Kathleen Page, MD (University of Southern California)
General Research Subject: Gestational Diabetes
Focus: Integrated Physiology, Integrated Physiology\Insulin Resistance, Integrated Physiology\Regulation of Food Intake, Obesity, Obesity\Pathogenesis
Children of mothers who had diabetes during pregnancy are at high risk for developing obesity and type 2 diabetes (T2DM). While the underlying mechanisms remain unclear, provocative studies in animal models suggest that fetal exposure to the altered metabolic environment of maternal diabetes leads to a reorganization of brain pathways that regulate energy homeostasis. These changes promote obesity, insulin resistance and T2DM. Analogous changes could contribute to the development of obesity and T2DM in humans. However, no studies have investigated the effects of intrauterine exposure to diabetes on brain circuitry in humans. The overall goal of this proposal is to test the hypothesis that in utero exposure to gestational diabetes mellitus (GDM) results in alterations in brain pathways involved in the regulation of energy and glucose homeostasis in humans. This proposal will use innovative neuroimaging techniques to compare brain pathways involved in the regulation of energy homeostasis between children exposed and children not exposed to GDM in utero.

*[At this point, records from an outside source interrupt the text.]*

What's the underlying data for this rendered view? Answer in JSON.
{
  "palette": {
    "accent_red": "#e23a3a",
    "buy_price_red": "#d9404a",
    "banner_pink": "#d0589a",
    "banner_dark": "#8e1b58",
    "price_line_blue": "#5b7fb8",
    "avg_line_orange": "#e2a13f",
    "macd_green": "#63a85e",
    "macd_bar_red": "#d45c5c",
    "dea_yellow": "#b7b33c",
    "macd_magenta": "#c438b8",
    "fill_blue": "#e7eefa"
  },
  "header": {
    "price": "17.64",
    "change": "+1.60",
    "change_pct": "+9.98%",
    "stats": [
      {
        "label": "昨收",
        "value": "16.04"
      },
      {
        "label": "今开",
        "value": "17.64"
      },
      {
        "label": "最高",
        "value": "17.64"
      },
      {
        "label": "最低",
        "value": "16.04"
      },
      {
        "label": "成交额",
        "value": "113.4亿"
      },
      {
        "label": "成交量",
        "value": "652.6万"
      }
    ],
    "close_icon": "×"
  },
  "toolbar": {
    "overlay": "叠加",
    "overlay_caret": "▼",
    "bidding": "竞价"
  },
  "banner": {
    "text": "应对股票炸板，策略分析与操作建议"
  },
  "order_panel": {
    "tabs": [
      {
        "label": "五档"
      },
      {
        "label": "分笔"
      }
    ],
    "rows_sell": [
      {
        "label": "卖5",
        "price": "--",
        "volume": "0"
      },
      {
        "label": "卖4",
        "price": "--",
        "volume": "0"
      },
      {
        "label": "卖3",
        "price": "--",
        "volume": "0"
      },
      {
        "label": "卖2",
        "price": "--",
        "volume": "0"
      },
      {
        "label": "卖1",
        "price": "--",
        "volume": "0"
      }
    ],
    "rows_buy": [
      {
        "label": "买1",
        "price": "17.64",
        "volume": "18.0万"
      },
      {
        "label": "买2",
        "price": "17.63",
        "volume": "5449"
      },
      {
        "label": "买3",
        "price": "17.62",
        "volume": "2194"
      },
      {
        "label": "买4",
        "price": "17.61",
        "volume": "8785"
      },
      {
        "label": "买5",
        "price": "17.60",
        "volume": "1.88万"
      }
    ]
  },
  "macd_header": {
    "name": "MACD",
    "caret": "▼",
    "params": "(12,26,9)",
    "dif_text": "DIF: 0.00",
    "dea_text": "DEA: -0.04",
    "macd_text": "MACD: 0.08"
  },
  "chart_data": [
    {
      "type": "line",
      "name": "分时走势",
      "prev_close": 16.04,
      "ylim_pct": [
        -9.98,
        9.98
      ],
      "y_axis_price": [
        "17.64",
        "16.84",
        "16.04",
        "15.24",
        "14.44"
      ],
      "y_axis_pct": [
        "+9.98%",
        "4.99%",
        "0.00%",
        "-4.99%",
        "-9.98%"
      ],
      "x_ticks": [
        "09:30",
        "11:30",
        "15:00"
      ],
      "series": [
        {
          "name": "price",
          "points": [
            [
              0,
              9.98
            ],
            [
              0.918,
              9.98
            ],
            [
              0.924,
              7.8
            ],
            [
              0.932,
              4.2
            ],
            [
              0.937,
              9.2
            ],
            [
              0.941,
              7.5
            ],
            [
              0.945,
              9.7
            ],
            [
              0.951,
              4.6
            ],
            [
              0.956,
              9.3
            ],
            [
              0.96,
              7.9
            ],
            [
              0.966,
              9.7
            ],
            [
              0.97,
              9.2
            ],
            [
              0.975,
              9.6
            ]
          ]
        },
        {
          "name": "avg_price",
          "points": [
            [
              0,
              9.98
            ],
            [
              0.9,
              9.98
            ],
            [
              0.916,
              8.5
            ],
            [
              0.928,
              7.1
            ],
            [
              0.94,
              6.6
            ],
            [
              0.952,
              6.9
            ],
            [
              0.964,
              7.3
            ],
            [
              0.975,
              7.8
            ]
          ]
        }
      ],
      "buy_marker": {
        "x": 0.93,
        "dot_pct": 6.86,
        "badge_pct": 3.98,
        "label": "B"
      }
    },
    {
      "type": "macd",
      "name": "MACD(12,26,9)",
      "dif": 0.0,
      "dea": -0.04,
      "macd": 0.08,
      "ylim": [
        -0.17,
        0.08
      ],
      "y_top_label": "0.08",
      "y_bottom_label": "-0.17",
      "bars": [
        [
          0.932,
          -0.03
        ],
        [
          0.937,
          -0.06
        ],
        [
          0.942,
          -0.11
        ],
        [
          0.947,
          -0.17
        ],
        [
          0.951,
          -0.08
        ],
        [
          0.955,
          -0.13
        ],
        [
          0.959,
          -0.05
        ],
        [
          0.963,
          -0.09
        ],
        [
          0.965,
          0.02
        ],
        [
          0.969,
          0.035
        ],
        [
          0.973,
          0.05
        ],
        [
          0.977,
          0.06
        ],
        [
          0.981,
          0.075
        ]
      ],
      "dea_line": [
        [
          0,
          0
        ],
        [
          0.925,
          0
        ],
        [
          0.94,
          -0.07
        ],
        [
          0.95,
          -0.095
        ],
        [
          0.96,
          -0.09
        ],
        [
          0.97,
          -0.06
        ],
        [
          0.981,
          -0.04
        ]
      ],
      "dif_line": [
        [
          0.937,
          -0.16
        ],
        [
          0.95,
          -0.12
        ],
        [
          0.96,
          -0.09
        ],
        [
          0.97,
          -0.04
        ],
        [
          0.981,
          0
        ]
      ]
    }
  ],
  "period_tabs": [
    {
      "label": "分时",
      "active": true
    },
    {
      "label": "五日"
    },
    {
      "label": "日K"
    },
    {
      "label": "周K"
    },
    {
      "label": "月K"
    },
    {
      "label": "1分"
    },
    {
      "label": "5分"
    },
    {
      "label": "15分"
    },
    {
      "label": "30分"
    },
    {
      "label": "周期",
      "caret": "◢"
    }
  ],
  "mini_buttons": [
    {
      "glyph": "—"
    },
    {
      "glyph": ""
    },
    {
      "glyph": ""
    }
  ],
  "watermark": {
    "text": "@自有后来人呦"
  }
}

Through ongoing collaborative studies with Kaiser Permanente Southern California on the effects of intrauterine exposure to GDM on risk for obesity and T2DM, the investigators have access to thousands of offspring of mothers with and without a documented history of GDM. Preliminary data support findings of others demonstrating excess obesity and elevated fasting plasma glucose levels in the offspring exposed to GDM in utero. This proposal seeks to understand potential neuroendocrine mechanisms by which these intergenerational effects occur and to accelerate the development of targeted intervention strategies to prevent obesity and diabetes.